見出し画像

真の目標を明確化しない組織は弱い

「目標を確実に達成するのがいいチームだ」

目標が利益なら、利益さえ達成すればいいチームですか?
目標が受注なら、受注さえ達成すればいいチームですか?

はたしてそうでしょうか。

リーダー、マネージャー、上司、経営者が語る言葉の多くは、実は疑問に満ち溢れています。多くの人が抱いているチームに対して、多くの人が持っている誤解を1つ解いておきたいと思います。

ここで1つ実験をしてみましょう。
質問です。

「朝起きてから、今この瞬間までに赤いものがいくつありましたか?」

はい、この質問にはほとんどの人が答えられないのではないでしょうか。
しかし、もしもあらかじめ伝えられていて、今この時間に回答しなければならないと事前にわかっていたとしたら、ほとんどの人が朝から赤いものを数えて過ごし、きちんと回答できるはずです。

なぜ同じように1日を過ごしているのに、皆さんは今日突然聞かれると赤いものの数を答えられず、事前に明日赤いものの数を聞かれるとわかっていたら答えられるのでしょう。

朝起きた時と同じ目で、朝起きた時と同じ視力で世の中を見ているはずなのに、赤いものが目に入ってくるようになるのはなぜなのでしょうか。

それは「目的意識」の有無によるものです。

この現象を心理学では「カラーバス効果」と言います。

人間はある目的を意識すると、その目的に関連する情報をそれまで以上に認識するようになります。それくらい私たちの活動は目的意識に左右されるのです。進め方ややることに自由度があればあるほど、目的や目標の有無は大きく成功率に関わってきます。逆に、進め方ややることそのもの自体にあまり自由度がなかったり、あらかじめそれ自体が間違っていないとわかるようなものであれば(目標が定まっていれば)目的がズレていても案外問題が無かったりもします。


チームの活動は、チームとして掲げる『目的』や『目標』に支配されていると言っても過言ではありません。一般的にはチームとして何を目標に設定するかによって、メンバーの思考や行動は大きく変わっていきます。

画像1

その前提に立つと、

 「目標を確実に達成するのがいいチームだ」

これは必ずしも間違っているわけではありませんがそれ以上に大切なことは、

 「目標を適切に設定するのがいいチームだ」

ということです。「どうすれば目標を達成できるか?」と言う"手段"を考える前に、「どのような目標を設定するのか?」と言う"目的"により力を注ぐのが望ましいといえます。

よく、リスクの大きいプロジェクトや失敗が許されないプロジェクトなどは定期監視をされている企業も多いと思います。前職も一応そうなっていました(やっていたかどうかも、やり方が適切であったかどうかもわかりませんが)。

定期監視とはいわばマイルストーンです。

そうなった結果に至るプロセスを踏まえ、計画との乖離を測定し、その後の計画実現性を見定め、必要があれば計画を見直したり、進め方を変えたりする重要な分岐点となるポイントです。

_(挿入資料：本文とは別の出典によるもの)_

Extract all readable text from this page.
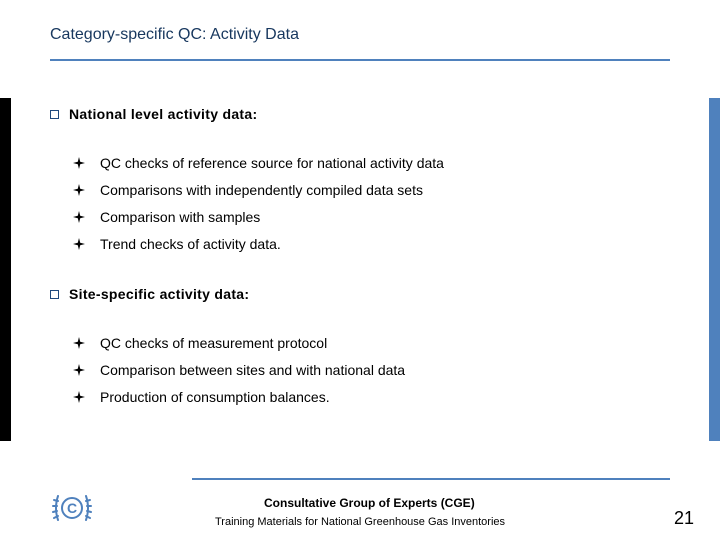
Category-specific QC: Activity Data
National level activity data:
QC checks of reference source for national activity data
Comparisons with independently compiled data sets
Comparison with samples
Trend checks of activity data.
Site-specific activity data:
QC checks of measurement protocol
Comparison between sites and with national data
Production of consumption balances.
C	Consultative Group of Experts (CGE)
Training Materials for National Greenhouse Gas Inventories	21
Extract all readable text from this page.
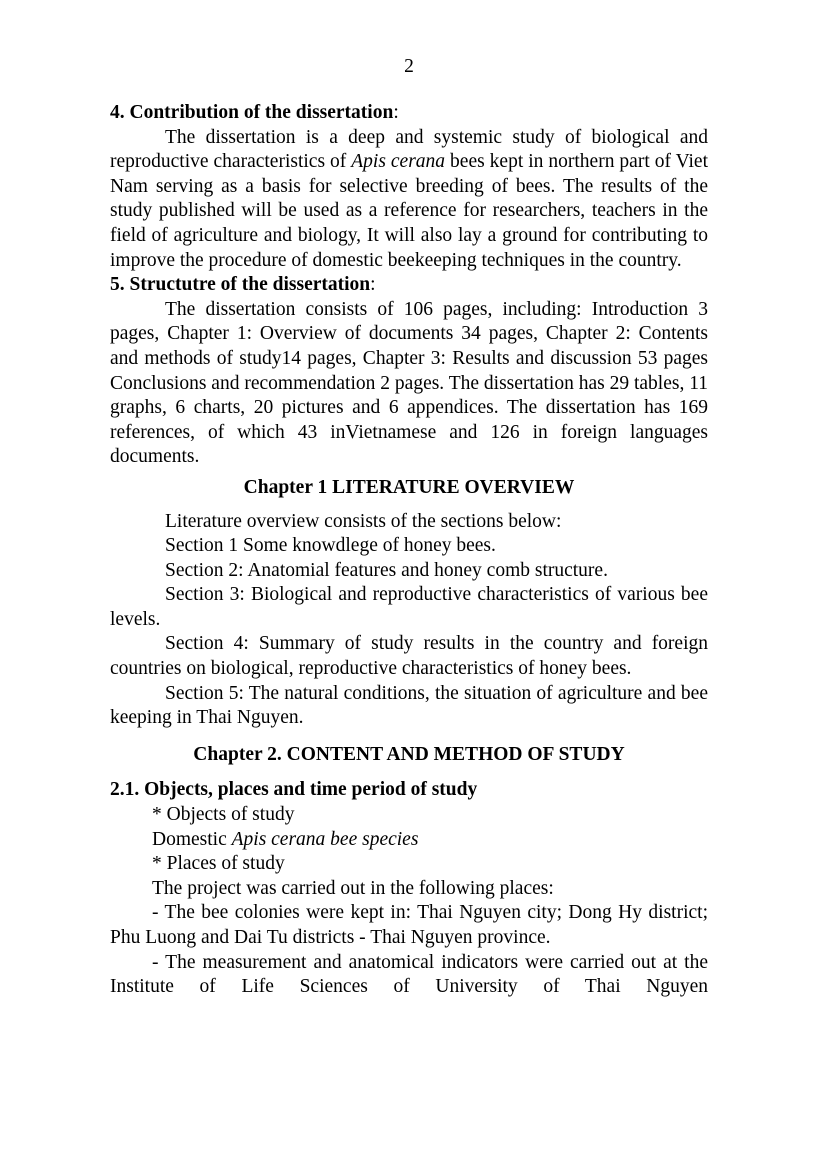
2

4. Contribution of the dissertation:

The dissertation is a deep and systemic study of biological and reproductive characteristics of Apis cerana bees kept in northern part of Viet Nam serving as a basis for selective breeding of bees. The results of the study published will be used as a reference for researchers, teachers in the field of agriculture and biology, It will also lay a ground for contributing to improve the procedure of domestic beekeeping techniques in the country.

5. Structutre of the dissertation:

The dissertation consists of 106 pages, including: Introduction 3 pages, Chapter 1: Overview of documents 34 pages, Chapter 2: Contents and methods of study14 pages, Chapter 3: Results and discussion 53 pages Conclusions and recommendation 2 pages. The dissertation has 29 tables, 11 graphs, 6 charts, 20 pictures and 6 appendices. The dissertation has 169 references, of which 43 inVietnamese and 126 in foreign languages documents.

Chapter 1 LITERATURE OVERVIEW

Literature overview consists of the sections below:

Section 1 Some knowdlege of honey bees.

Section 2: Anatomial features and honey comb structure.

Section 3: Biological and reproductive characteristics of various bee levels.

Section 4: Summary of study results in the country and foreign countries on biological, reproductive characteristics of honey bees.

Section 5: The natural conditions, the situation of agriculture and bee keeping in Thai Nguyen.

Chapter 2. CONTENT AND METHOD OF STUDY

2.1. Objects, places and time period of study

* Objects of study

Domestic Apis cerana bee species

* Places of study

The project was carried out in the following places:

- The bee colonies were kept in: Thai Nguyen city; Dong Hy district; Phu Luong and Dai Tu districts - Thai Nguyen province.

- The measurement and anatomical indicators were carried out at the Institute of Life Sciences of University of Thai Nguyen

一般的に「振り返り」というとプロジェクト終了時の面倒な作業だと思っているエンジニアが多いと思います。だから、まともに振り返りができている人やチームと言うのを、残念ながら私自身はまだ一度も見たことがありません(世の中にはたくさんいるでしょうけど)。

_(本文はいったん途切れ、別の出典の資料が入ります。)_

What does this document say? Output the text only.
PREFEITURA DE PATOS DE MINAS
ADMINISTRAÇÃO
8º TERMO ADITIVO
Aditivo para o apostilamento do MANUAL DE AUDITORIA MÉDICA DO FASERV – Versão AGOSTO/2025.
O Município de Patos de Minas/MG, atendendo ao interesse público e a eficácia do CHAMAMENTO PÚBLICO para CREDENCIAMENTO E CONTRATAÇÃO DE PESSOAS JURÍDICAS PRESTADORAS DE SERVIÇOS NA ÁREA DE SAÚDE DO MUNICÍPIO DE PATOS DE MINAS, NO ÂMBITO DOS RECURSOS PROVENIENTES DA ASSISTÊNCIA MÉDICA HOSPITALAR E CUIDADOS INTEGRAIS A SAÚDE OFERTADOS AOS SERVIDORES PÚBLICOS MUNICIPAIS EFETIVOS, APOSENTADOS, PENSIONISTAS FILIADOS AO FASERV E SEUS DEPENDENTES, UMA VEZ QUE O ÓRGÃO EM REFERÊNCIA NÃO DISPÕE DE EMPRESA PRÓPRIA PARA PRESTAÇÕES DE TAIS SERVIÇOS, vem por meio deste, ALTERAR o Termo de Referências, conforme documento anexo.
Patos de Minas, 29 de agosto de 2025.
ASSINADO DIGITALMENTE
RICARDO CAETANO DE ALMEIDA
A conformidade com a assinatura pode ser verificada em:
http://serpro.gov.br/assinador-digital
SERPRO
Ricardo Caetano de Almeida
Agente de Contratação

いつも、結果にばかり着目し、どんなにプロセスがイケてなくても

 「結果が良かったから、まぁいいかな…と」

で済ませようとする人たちばかりです。別に振り返りというのは、過去に対して褒めたり叱責したりする場ではないのですが、そうすることしか知らない上司が世の中に多すぎるのでしょう。

だから結果の帳尻さえあわせておけばいいや、と言う発想の部下ばかりとなっていくわけです。

ですが、振り返りは過去を語るものではなく、過去を正しく測定して未来に活かすためのものです。それが理解できていない人が多いがゆえに、「日本人はPDCAと相性が悪い」と言われているんですね。

結果の帳尻さえあわせておけばいいやと考えるから、計画を立てること自体が無意味なものになる(どうせ計画通りにしないから)。そのせいで、多くのプロジェクトにおいて計画は"ただの負担"と思っている人も多くなる…という悪循環になってしまっているわけです。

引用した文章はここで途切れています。